From The Arizona Daily Star (Tony Davis):
The total stored is nearly 3.6 million acre-feet of water in 28 sites across Pima, Pinal and Maricopa counties. That’s well over two years worth of CAP deliveries. They’ve stored another 600,000 acre-feet for Nevada.
The total tab has topped $330 million for the state and the Central Arizona Project to design and build storage basins and recharge water in them by artificial means.
But all that work has left a key detail unsettled: how to withdraw the bank’s water when needed.
No wells or other infrastructure exists to pump the water from recharge sites where nearly 25 percent of the water-bank water is stored, including one of the system’s largest recharge facilities. While water is also banked in some of the cotton, alfalfa and grain fields served by CAP water, and they do have infrastructure to get the water out, many of these facilities are far from urban and tribal users…
Tucson is better primed than most cities for water-bank recovery. The water bank has put more than two years worth of the city’s water needs into city-owned recharge basins in the Avra Valley, many miles west and northwest of the city limits.
City wells to pump that water out are already in place. But that’s mainly because Tucson Water’s original delivery of CAP water in the 1990s was so problematic that it had to switch to something more innovative and farsighted like recharging its supply. The city first delivered corrosive CAP water that rotted out many homeowners’ pipes. That fiasco led to a citizen-backed initiative requiring the city to recharge CAP water rather than run it through a treatment plant.
But in general, many major questions about water-bank recovery remain unanswered. They include: How, when and where will the water be recovered? Who will recover it? How will this be done legally, meeting contractual obligations? How much will it cost?

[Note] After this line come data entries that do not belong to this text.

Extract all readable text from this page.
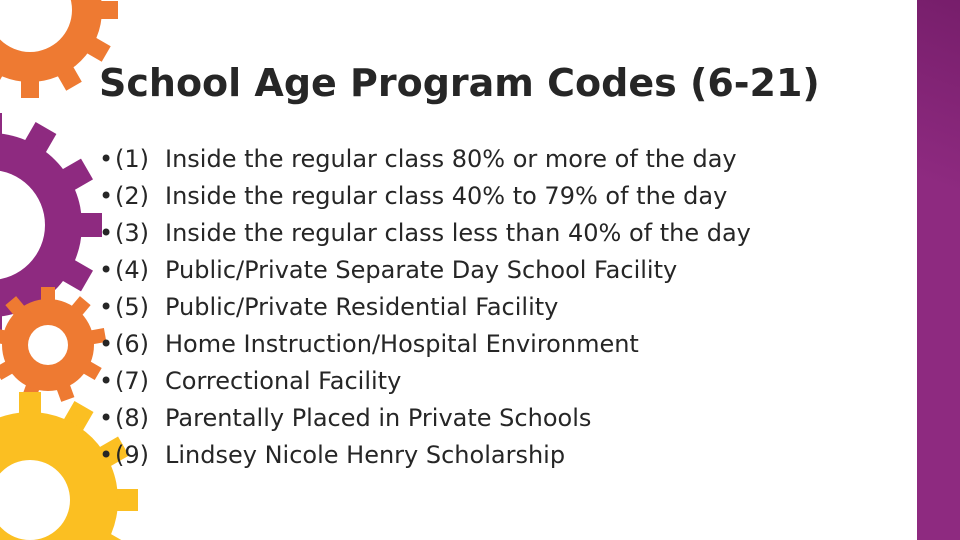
School Age Program Codes (6-21)
• (1) Inside the regular class 80% or more of the day
• (2) Inside the regular class 40% to 79% of the day
• (3) Inside the regular class less than 40% of the day
• (4) Public/Private Separate Day School Facility
• (5) Public/Private Residential Facility
• (6) Home Instruction/Hospital Environment
• (7) Correctional Facility
• (8) Parentally Placed in Private Schools
• (9) Lindsey Nicole Henry Scholarship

The water-bank water is stored mainly for the benefit of Tucson and Phoenix and their suburbs, and tribes such as the Gila River Indian Community and the White Mountain Apache Tribe. (The Tohono O’odham Tribe near Tucson is not in line for water-bank water.) Water users along the Colorado River also have a claim to some of the bank’s water.

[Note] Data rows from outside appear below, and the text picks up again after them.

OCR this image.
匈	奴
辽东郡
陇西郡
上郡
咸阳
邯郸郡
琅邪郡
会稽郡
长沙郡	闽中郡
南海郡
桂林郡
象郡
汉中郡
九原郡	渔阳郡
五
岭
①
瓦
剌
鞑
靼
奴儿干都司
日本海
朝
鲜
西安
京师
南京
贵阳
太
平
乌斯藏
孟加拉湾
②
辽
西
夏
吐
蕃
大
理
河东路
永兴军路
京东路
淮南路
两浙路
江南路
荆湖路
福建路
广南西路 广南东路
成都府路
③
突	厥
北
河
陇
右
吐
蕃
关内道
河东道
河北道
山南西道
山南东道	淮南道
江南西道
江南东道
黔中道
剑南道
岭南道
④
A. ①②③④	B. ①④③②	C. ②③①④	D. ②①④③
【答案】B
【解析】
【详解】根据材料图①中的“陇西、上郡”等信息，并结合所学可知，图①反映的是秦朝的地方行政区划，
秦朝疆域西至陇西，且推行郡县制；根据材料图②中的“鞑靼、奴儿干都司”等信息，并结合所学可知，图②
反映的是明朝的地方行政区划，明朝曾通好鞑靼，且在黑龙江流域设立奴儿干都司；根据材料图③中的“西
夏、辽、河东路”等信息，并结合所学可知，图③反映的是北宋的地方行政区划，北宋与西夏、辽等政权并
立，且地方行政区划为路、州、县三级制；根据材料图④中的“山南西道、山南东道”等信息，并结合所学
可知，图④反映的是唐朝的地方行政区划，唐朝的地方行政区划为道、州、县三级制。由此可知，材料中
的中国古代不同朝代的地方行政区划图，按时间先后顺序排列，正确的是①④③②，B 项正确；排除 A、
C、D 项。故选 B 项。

There is a recovery plan, done in 2014, but to many city water agencies, it’s longer on concepts than details: “It’s a plan to plan,” says Kathryn Sorensen, the city of Phoenix’s water service director. She is secretary for the Arizona Water Banking Authority’s governing commission, and one of many municipal water officials who has pushed hard for a more thorough plan…
The 2014 plan reflects the longstanding, conventional wisdom that CAP cutbacks to cities and tribes wouldn’t start until the mid-2030s at the earliest.
Today, the outlook for Lake Mead and the river in general is worse. Shortages cutting off agricultural water are expected in the early 2020s. Urban shortages are considered possible by the mid-2020s and maybe even 2022, under the worst-case, least-likely scenario.
So water officials are now grappling with the nitty-gritty details of putting together a more complete recovery plan, perhaps by the end of 2018.
The effort is being led by a committee representing various water utilities and other interests, and shepherded by the Central Arizona Water Conservation District, which runs CAP, the Arizona Department of Water Resources and the Arizona Water Banking Authority, which manages the water bank.
Wally Wilson, water service manager for the suburban Metro Water district, said that the big questions about recovery weren’t addressed before, “to the chagrin of many.”
“One thing we know when it comes to water, Arizonans are very innovative,” Sorensen said. “There are a lot of difficulties and a lot of uncertainties. But I know we’ll get there.”